A storm had cleared Sarah’s mind. Flame would clear mine.
CHAPTER
TWENTY-NINE
I appeared in the keep
. In the distance I could hear Mulciber as it continued to erupt.
“Algernon!” I bellowed.
Al came out of the keep. He took one look toward Mulciber and laughed. He threw his arms around me and we laughed together as my power burned its way through my mind.
“Alright,” I said. “Fun time’s over. I need spells. Do we have any of the old ones?”
He nodded. “I kept all the old designs, but you’re going to have to take this slow.”
“Why?” I asked. “Things may be looking good in here, but I don’t think it’s looking too good out there.”
He held up his hands. “Slow down.

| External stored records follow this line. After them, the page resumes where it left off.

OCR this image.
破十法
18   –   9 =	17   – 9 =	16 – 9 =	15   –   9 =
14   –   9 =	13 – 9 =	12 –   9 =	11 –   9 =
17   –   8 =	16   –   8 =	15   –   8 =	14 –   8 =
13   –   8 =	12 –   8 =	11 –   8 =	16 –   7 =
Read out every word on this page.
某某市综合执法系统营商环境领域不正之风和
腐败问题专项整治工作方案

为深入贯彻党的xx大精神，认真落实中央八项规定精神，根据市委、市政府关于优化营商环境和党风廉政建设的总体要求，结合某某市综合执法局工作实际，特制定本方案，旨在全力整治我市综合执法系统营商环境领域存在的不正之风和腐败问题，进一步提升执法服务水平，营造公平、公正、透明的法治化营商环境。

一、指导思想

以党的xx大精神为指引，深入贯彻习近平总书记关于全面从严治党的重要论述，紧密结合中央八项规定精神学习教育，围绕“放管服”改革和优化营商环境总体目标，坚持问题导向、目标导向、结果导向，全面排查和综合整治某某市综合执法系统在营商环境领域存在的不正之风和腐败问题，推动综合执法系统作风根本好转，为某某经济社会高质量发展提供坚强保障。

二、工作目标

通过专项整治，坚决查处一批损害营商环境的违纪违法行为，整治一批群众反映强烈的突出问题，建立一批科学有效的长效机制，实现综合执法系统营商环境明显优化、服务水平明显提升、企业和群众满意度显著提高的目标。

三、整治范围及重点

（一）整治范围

We can’t just plug in the old spells, not with all the changes that have happened in your mind. There’s no telling how Mulciber has changed, let alone the rest of your mind.”
He lead me into his workshop. He had thrown everything aside and pulled out an old scroll case. He pulled out a slanted table, like the type an architect would use, unrolled one of the scrolls, and threw it over it.
The scroll showed a complex diagram, one I recognized deeply. Lines of orange and red played across the surface, long strings of equations dancing in between the lines.
Studying the spell, I felt my heart sink. Without prepared spells, it was very, very difficult to sling energy around. There was so much that had
to be prepared and put together that doing it on the fly produced varied, and possibly dangerous, results. The landscape of my mind had changed so much, most of the spell wasn’t salvageable.
“Give me the pen,” I said, holding out my hand. Al produced a silver blade from his leather apron and handed it to me.
I took a deep breath and went to work. “I’ll erase the runes,” I said, rubbing the silver against the scroll and removing the burning lines there. “They don’t mean anything to me anyway.” I connected lines, using Al’s square for measurements. “We’ll tie in Mulciber and guestimate for power levels.” I scribbled out a quick equation. “I’m tying in the knowledge I gleamed from Abby in the orchard.” I had a sudden feeling and pulled from my pocket a fine red scale. Without thinking, I knew it to be Creofax’s blessing made whole. I added it to the spell.